Known as a push and load combination, it is crucial to the success of any bobsled run.
Space has already been reserved at the Mario Chekin complex, although at the moment one finds only grass along the stretch where the track would lie.
“I never had a specific place to be able to train. I saw that dream here, with the idea of wanting to give back everything that the sport has given me,” said Bindilatti, who plans to compete in his sixth Winter Olympics in Milan and Cortina d’Ampezzo, Italy, in 2026.
The Brazilian athlete started out competing in the decathlon and only made the transition to bobsledding after seeing Cool Runnings, a 1993 film loosely based on the true story of the Jamaican national bobsleigh team, who participated in the 1988 Winter Games in Calgary, Canada, despite never having seen snow before.

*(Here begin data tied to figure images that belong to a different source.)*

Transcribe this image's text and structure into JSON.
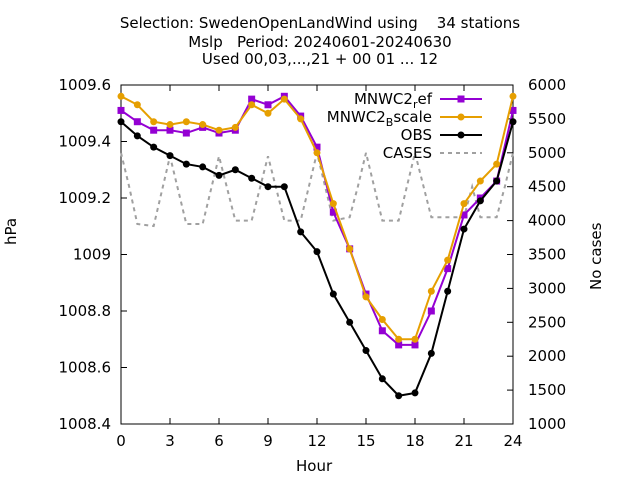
{
  "chart_data": {
    "type": "line",
    "title_lines": [
      "Selection: SwedenOpenLandWind using    34 stations",
      "Mslp   Period: 20240601-20240630",
      "Used 00,03,...,21 + 00 01 ... 12"
    ],
    "xlabel": "Hour",
    "ylabel": "hPa",
    "y2label": "No cases",
    "xlim": [
      0,
      24
    ],
    "ylim": [
      1008.4,
      1009.6
    ],
    "y2lim": [
      1000,
      6000
    ],
    "xticks": [
      "0",
      "3",
      "6",
      "9",
      "12",
      "15",
      "18",
      "21",
      "24"
    ],
    "yticks": [
      "1008.4",
      "1008.6",
      "1008.8",
      "1009",
      "1009.2",
      "1009.4",
      "1009.6"
    ],
    "y2ticks": [
      "1000",
      "1500",
      "2000",
      "2500",
      "3000",
      "3500",
      "4000",
      "4500",
      "5000",
      "5500",
      "6000"
    ],
    "x": [
      0,
      1,
      2,
      3,
      4,
      5,
      6,
      7,
      8,
      9,
      10,
      11,
      12,
      13,
      14,
      15,
      16,
      17,
      18,
      19,
      20,
      21,
      22,
      23,
      24
    ],
    "series": [
      {
        "name": "MNWC2_ref",
        "legend_main": "MNWC2",
        "legend_sub": "r",
        "legend_rest": "ef",
        "color": "#9400d3",
        "marker": "square",
        "values": [
          1009.51,
          1009.47,
          1009.44,
          1009.44,
          1009.43,
          1009.45,
          1009.43,
          1009.44,
          1009.55,
          1009.53,
          1009.56,
          1009.49,
          1009.38,
          1009.15,
          1009.02,
          1008.86,
          1008.73,
          1008.68,
          1008.68,
          1008.8,
          1008.95,
          1009.14,
          1009.2,
          1009.26,
          1009.51
        ]
      },
      {
        "name": "MNWC2_Bscale",
        "legend_main": "MNWC2",
        "legend_sub": "B",
        "legend_rest": "scale",
        "color": "#e69f00",
        "marker": "circle",
        "values": [
          1009.56,
          1009.53,
          1009.47,
          1009.46,
          1009.47,
          1009.46,
          1009.44,
          1009.45,
          1009.53,
          1009.5,
          1009.55,
          1009.48,
          1009.36,
          1009.18,
          1009.02,
          1008.85,
          1008.77,
          1008.7,
          1008.7,
          1008.87,
          1008.98,
          1009.18,
          1009.26,
          1009.32,
          1009.56
        ]
      },
      {
        "name": "OBS",
        "legend_main": "OBS",
        "legend_sub": "",
        "legend_rest": "",
        "color": "#000000",
        "marker": "circle",
        "values": [
          1009.47,
          1009.42,
          1009.38,
          1009.35,
          1009.32,
          1009.31,
          1009.28,
          1009.3,
          1009.27,
          1009.24,
          1009.24,
          1009.08,
          1009.01,
          1008.86,
          1008.76,
          1008.66,
          1008.56,
          1008.5,
          1008.51,
          1008.65,
          1008.87,
          1009.09,
          1009.19,
          1009.26,
          1009.47
        ]
      }
    ],
    "cases": {
      "name": "CASES",
      "axis": "y2",
      "color": "#a0a0a0",
      "dash": "dashed",
      "x": [
        0,
        0.5,
        1,
        2,
        3,
        4,
        5,
        6,
        7,
        8,
        9,
        10,
        11,
        11.5,
        12,
        13,
        14,
        14.5,
        15,
        16,
        17,
        18,
        19,
        20,
        21,
        21.5,
        22,
        23,
        23.5,
        24
      ],
      "values": [
        5000,
        4500,
        3950,
        3920,
        4950,
        3950,
        3950,
        4950,
        4000,
        4000,
        4950,
        4000,
        4000,
        4500,
        5000,
        4000,
        4050,
        4500,
        5000,
        4000,
        4000,
        5000,
        4050,
        4050,
        4050,
        4500,
        4050,
        4050,
        4500,
        5000
      ]
    },
    "legend_position": "top-right",
    "grid": false
  }
}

Bindilatti and his bobsled teammates provided the initial funding for the track.
They later obtained 10,000 reais (US$1,900) through a sponsorship deal with Progel Sports, makers of a massage gel, and an additional 37,000 reais (US$7,200) through a virtual fundraising campaign.
But that money has merely covered the cost of the structure’s foundations and the walls on one end of the track, where a small weight room will also be built.
Bindilatti estimates that another 400,000 reais (US$80,000) will be needed to complete the project. If those funds can be raised, he believes the track could be in operation in less than six months.
Besides seeking out more sponsors, he has knocked on the doors of the Sports Ministry, which is now headed by Brazilian former volleyball star Ana Moser.
The bobsled athlete says he is hopeful that Moser will support the track project as part of her broader plans to carve out a bigger space for sports in the educational system.